Imperial Spokesman Admiral Iko
read a brief, prepared statement. "We are shocked and dismayed
at the unprecedented access we have granted Mr. Gold to classified
Death Star stuff. His recreations of our space station through
green screen technology, his home computer and the help of talented
rebel friends has allowed him to lovingly poke fun at life on
the Death Star during a very stressful time.
Mr. Gold's film, Death Star Repairmen
, is a short film about two Imperial handymen trying to fix a
drink machine on the Death Star. During shooting, their work
is suddenly complicated when those pesky rebels attack the station.
Our heroes would love to kick some rebel keysters but they're
not qualified to do anything except fix the machine...
Darryl Gold's most recent acts
of espionage embrace the mediums of Digital Video and Flash animation.
Darryl's short "Hello My Name is Jack Valenti" and
co-production of "The Milkman Cometh" have played to
rave reviews at Karaoke parlors and big loud parties, shocking
horrifying all present. His collaborative, multimedia productions,
"Visa Las Vegas" and "Aloha Dixon And Deane"

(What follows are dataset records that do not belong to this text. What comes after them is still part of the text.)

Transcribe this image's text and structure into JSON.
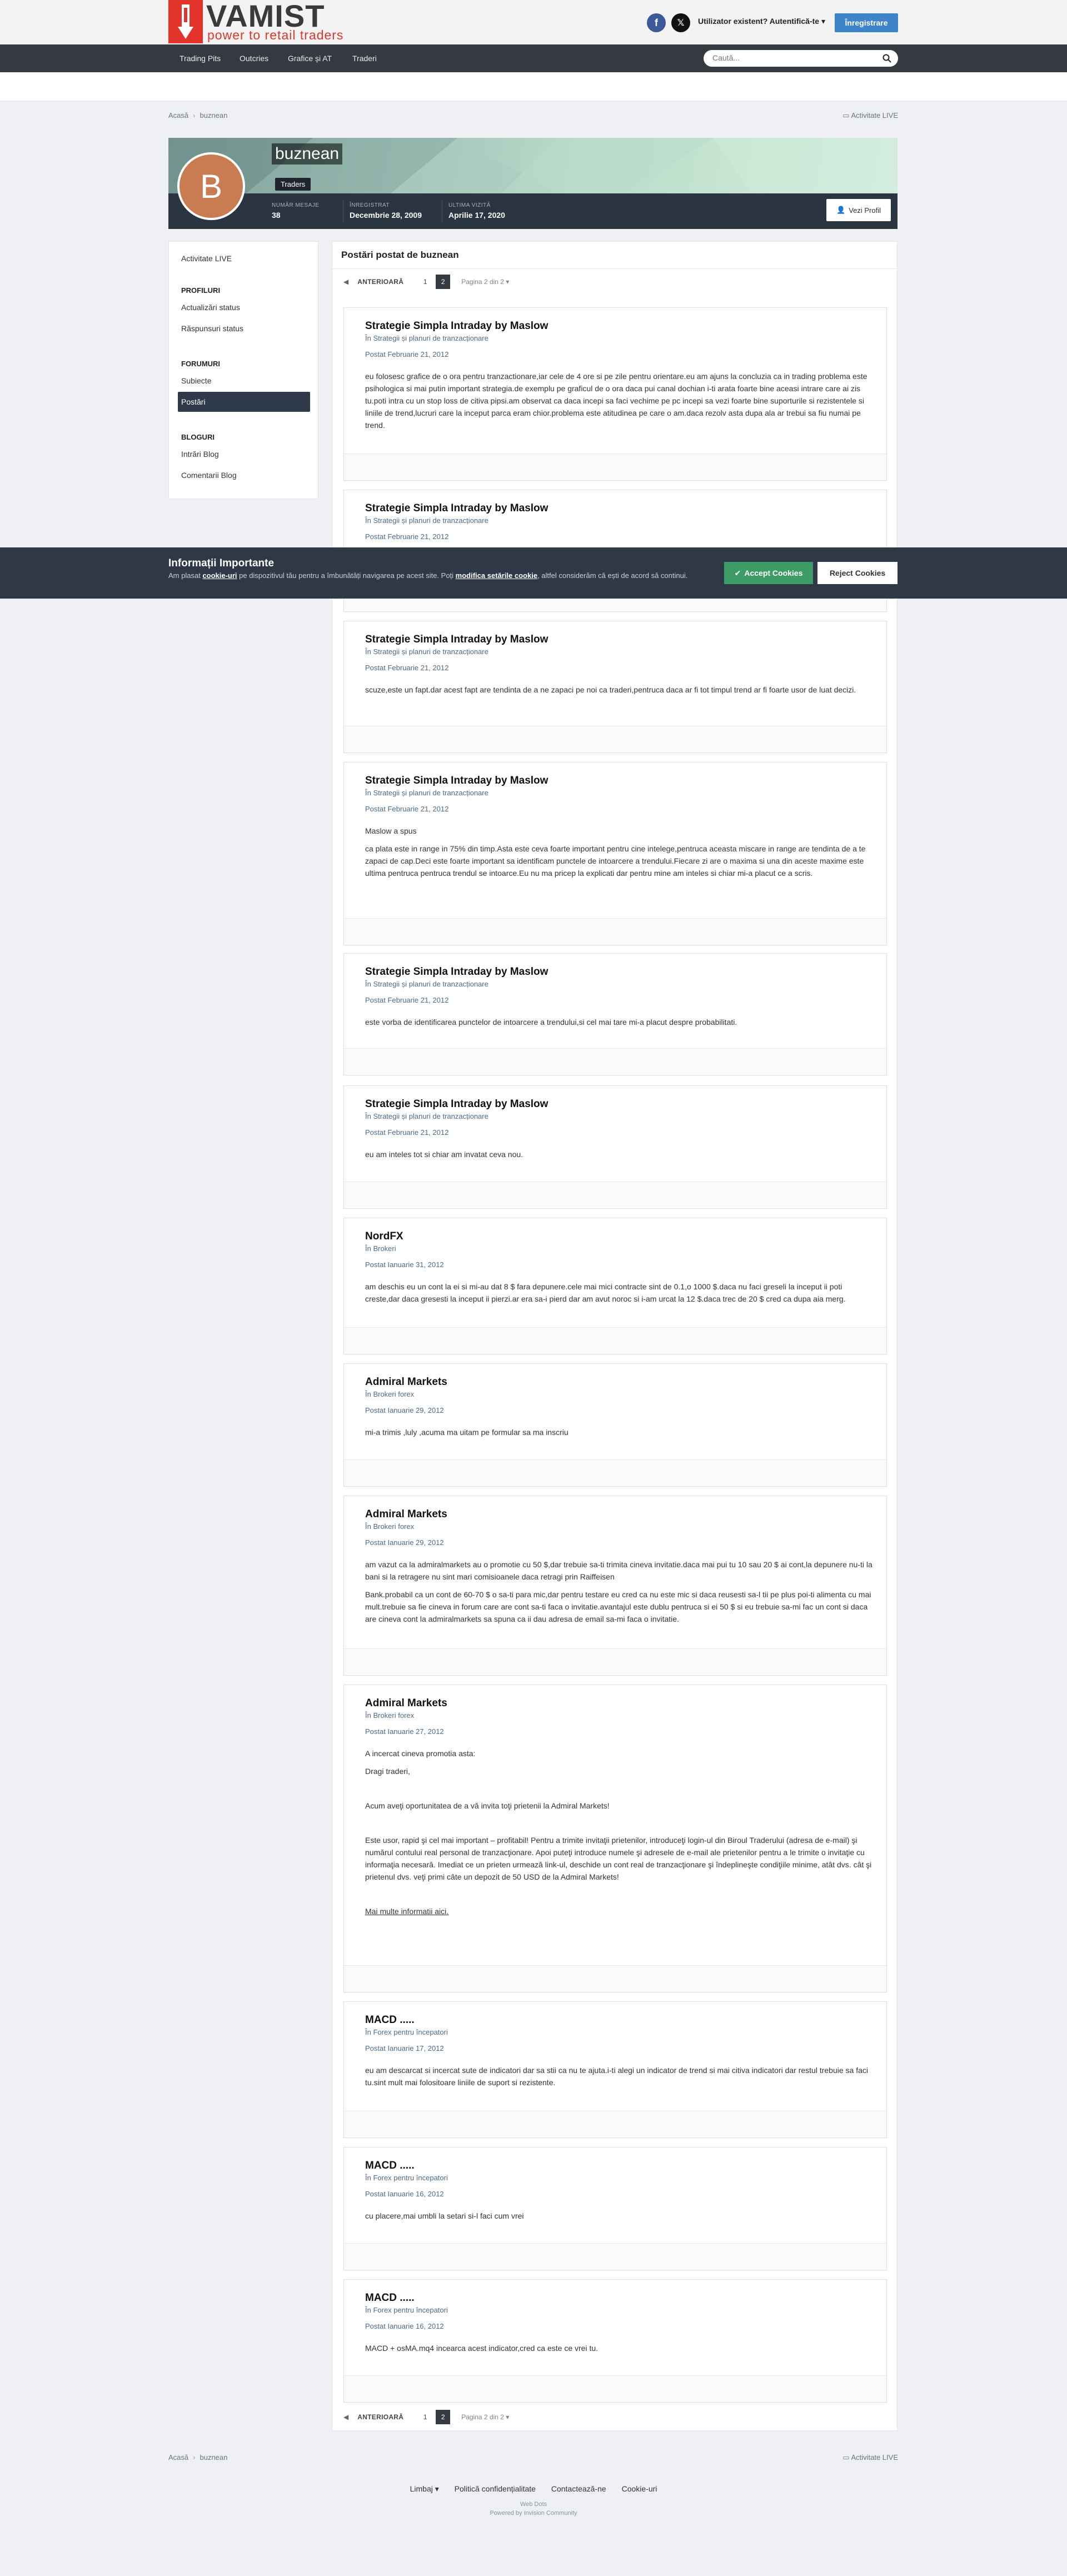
{
  "header": {
    "logo_word": "VAMIST",
    "logo_tagline": "power to retail traders",
    "signin_label": "Utilizator existent? Autentifică-te",
    "register_label": "Înregistrare"
  },
  "nav": {
    "items": [
      "Trading Pits",
      "Outcries",
      "Grafice și AT",
      "Traderi"
    ],
    "search_placeholder": "Caută..."
  },
  "breadcrumb": {
    "home": "Acasă",
    "current": "buznean"
  },
  "activity_label": "Activitate LIVE",
  "profile": {
    "avatar_letter": "B",
    "avatar_color": "#c97c52",
    "username": "buznean",
    "group": "Traders",
    "stats": [
      {
        "label": "Număr mesaje",
        "value": "38"
      },
      {
        "label": "Înregistrat",
        "value": "Decembrie 28, 2009"
      },
      {
        "label": "Ultima vizită",
        "value": "Aprilie 17, 2020"
      }
    ],
    "view_profile_label": "Vezi Profil"
  },
  "sidebar": {
    "activity": "Activitate LIVE",
    "profiles_head": "Profiluri",
    "status_updates": "Actualizări status",
    "status_replies": "Răspunsuri status",
    "forums_head": "Forumuri",
    "topics": "Subiecte",
    "posts": "Postări",
    "blogs_head": "Bloguri",
    "blog_entries": "Intrări Blog",
    "blog_comments": "Comentarii Blog"
  },
  "main": {
    "title": "Postări postat de buznean",
    "pager": {
      "prev": "ANTERIOARĂ",
      "page1": "1",
      "page2": "2",
      "page_of": "Pagina 2 din 2"
    }
  },
  "posts": [
    {
      "title": "Strategie Simpla Intraday by Maslow",
      "forum": "În Strategii și planuri de tranzacționare",
      "date": "Postat Februarie 21, 2012",
      "paragraphs": [
        "eu folosesc grafice de o ora pentru tranzactionare,iar cele de 4 ore si pe zile pentru orientare.eu am ajuns la concluzia ca in trading problema este psihologica si mai putin important strategia.de exemplu pe graficul de o ora daca pui canal dochian i-ti arata foarte bine aceasi intrare care ai zis tu.poti intra cu un stop loss de citiva pipsi.am observat ca daca incepi sa faci vechime pe pc incepi sa vezi foarte bine suporturile si rezistentele si liniile de trend,lucruri care la inceput parca eram chior.problema este atitudinea pe care o am.daca rezolv asta dupa ala ar trebui sa fiu numai pe trend."
      ]
    },
    {
      "title": "Strategie Simpla Intraday by Maslow",
      "forum": "În Strategii și planuri de tranzacționare",
      "date": "Postat Februarie 21, 2012",
      "paragraphs": []
    },
    {
      "title": "Strategie Simpla Intraday by Maslow",
      "forum": "În Strategii și planuri de tranzacționare",
      "date": "Postat Februarie 21, 2012",
      "paragraphs": [
        "scuze,este un fapt.dar acest fapt are tendinta de a ne zapaci pe noi ca traderi,pentruca daca ar fi tot timpul trend ar fi foarte usor de luat decizi."
      ]
    },
    {
      "title": "Strategie Simpla Intraday by Maslow",
      "forum": "În Strategii și planuri de tranzacționare",
      "date": "Postat Februarie 21, 2012",
      "paragraphs": [
        "Maslow a spus",
        "ca plata este in range in 75% din timp.Asta este ceva foarte important pentru cine intelege,pentruca aceasta miscare in range are tendinta de a te zapaci de cap.Deci este foarte important sa identificam punctele de intoarcere a trendului.Fiecare zi are o maxima si una din aceste maxime este ultima pentruca pentruca trendul se intoarce.Eu nu ma pricep la explicati dar pentru mine am inteles si chiar mi-a placut ce a scris."
      ]
    },
    {
      "title": "Strategie Simpla Intraday by Maslow",
      "forum": "În Strategii și planuri de tranzacționare",
      "date": "Postat Februarie 21, 2012",
      "paragraphs": [
        "este vorba de identificarea punctelor de intoarcere a trendului,si cel mai tare mi-a placut despre probabilitati."
      ]
    },
    {
      "title": "Strategie Simpla Intraday by Maslow",
      "forum": "În Strategii și planuri de tranzacționare",
      "date": "Postat Februarie 21, 2012",
      "paragraphs": [
        "eu am inteles tot si chiar am invatat ceva nou."
      ]
    },
    {
      "title": "NordFX",
      "forum": "În Brokeri",
      "date": "Postat Ianuarie 31, 2012",
      "paragraphs": [
        "am deschis eu un cont la ei si mi-au dat 8 $ fara depunere.cele mai mici contracte sint de 0.1,o 1000 $.daca nu faci greseli la inceput ii poti creste,dar daca gresesti la inceput ii pierzi.ar era sa-i pierd dar am avut noroc si i-am urcat la 12 $.daca trec de 20 $ cred ca dupa aia merg."
      ]
    },
    {
      "title": "Admiral Markets",
      "forum": "În Brokeri forex",
      "date": "Postat Ianuarie 29, 2012",
      "paragraphs": [
        "mi-a trimis ,luly ,acuma ma uitam pe formular sa ma inscriu"
      ]
    },
    {
      "title": "Admiral Markets",
      "forum": "În Brokeri forex",
      "date": "Postat Ianuarie 29, 2012",
      "paragraphs": [
        "am vazut ca la admiralmarkets au o promotie cu 50 $,dar trebuie sa-ti trimita cineva invitatie.daca mai pui tu 10 sau 20 $ ai cont,la depunere nu-ti la bani si la retragere nu sint mari comisioanele daca retragi prin Raiffeisen",
        "Bank.probabil ca un cont de 60-70 $ o sa-ti para mic,dar pentru testare eu cred ca nu este mic si daca reusesti sa-l tii pe plus poi-ti alimenta cu mai mult.trebuie sa fie cineva in forum care are cont sa-ti faca o invitatie.avantajul este dublu pentruca si ei 50 $ si eu trebuie sa-mi fac un cont si daca are cineva cont la admiralmarkets sa spuna ca ii dau adresa de email sa-mi faca o invitatie."
      ]
    },
    {
      "title": "Admiral Markets",
      "forum": "În Brokeri forex",
      "date": "Postat Ianuarie 27, 2012",
      "paragraphs": [
        "A incercat cineva promotia asta:",
        "Dragi traderi,",
        "Acum aveţi oportunitatea de a vă invita toţi prietenii la Admiral Markets!",
        "Este usor, rapid şi cel mai important – profitabil! Pentru a trimite invitaţii prietenilor, introduceţi login-ul din Biroul Traderului (adresa de e-mail) şi numărul contului real personal de tranzacţionare. Apoi puteţi introduce numele şi adresele de e-mail ale prietenilor pentru a le trimite o invitaţie cu informaţia necesară. Imediat ce un prieten urmează link-ul, deschide un cont real de tranzacţionare şi îndeplineşte condiţiile minime, atât dvs. cât şi prietenul dvs. veţi primi câte un depozit de 50 USD de la Admiral Markets!",
        "Mai multe informatii aici."
      ]
    },
    {
      "title": "MACD .....",
      "forum": "În Forex pentru începatori",
      "date": "Postat Ianuarie 17, 2012",
      "paragraphs": [
        "eu am descarcat si incercat sute de indicatori dar sa stii ca nu te ajuta.i-ti alegi un indicator de trend si mai citiva indicatori dar restul trebuie sa faci tu.sint mult mai folositoare liniile de suport si rezistente."
      ]
    },
    {
      "title": "MACD .....",
      "forum": "În Forex pentru începatori",
      "date": "Postat Ianuarie 16, 2012",
      "paragraphs": [
        "cu placere,mai umbli la setari si-l faci cum vrei"
      ]
    },
    {
      "title": "MACD .....",
      "forum": "În Forex pentru începatori",
      "date": "Postat Ianuarie 16, 2012",
      "paragraphs": [
        "MACD + osMA.mq4 incearca acest indicator,cred ca este ce vrei tu."
      ]
    }
  ],
  "cookie": {
    "title": "Informații Importante",
    "text_a": "Am plasat ",
    "link_cookies": "cookie-uri",
    "text_b": " pe dispozitivul tău pentru a îmbunătăți navigarea pe acest site. Poți ",
    "link_settings": "modifica setările cookie",
    "text_c": ", altfel considerăm că ești de acord să continui.",
    "accept_label": "Accept Cookies",
    "reject_label": "Reject Cookies"
  },
  "footer": {
    "language": "Limbaj",
    "privacy": "Politică confidențialitate",
    "contact": "Contactează-ne",
    "cookies": "Cookie-uri",
    "web_dots": "Web Dots",
    "powered": "Powered by Invision Community"
  },
  "colors": {
    "accent": "#3d84c9",
    "brand_red": "#e2342b",
    "nav_bg": "#353a40",
    "accept_green": "#3d9b67"
  }
}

have recently played to sold out houses. His animated short "Hacky
Holidays" was selected for the 2001 Cabbagetown Short Film
and Video Festival but didn't win best comedy because, in his
own words, it wasn't gay enough.
Mr. Gold will held for questioning
indefinitely unless the Empire finds it can use him as a bargaining
chip to lure Luke Skywalker into the Emperor's grasp.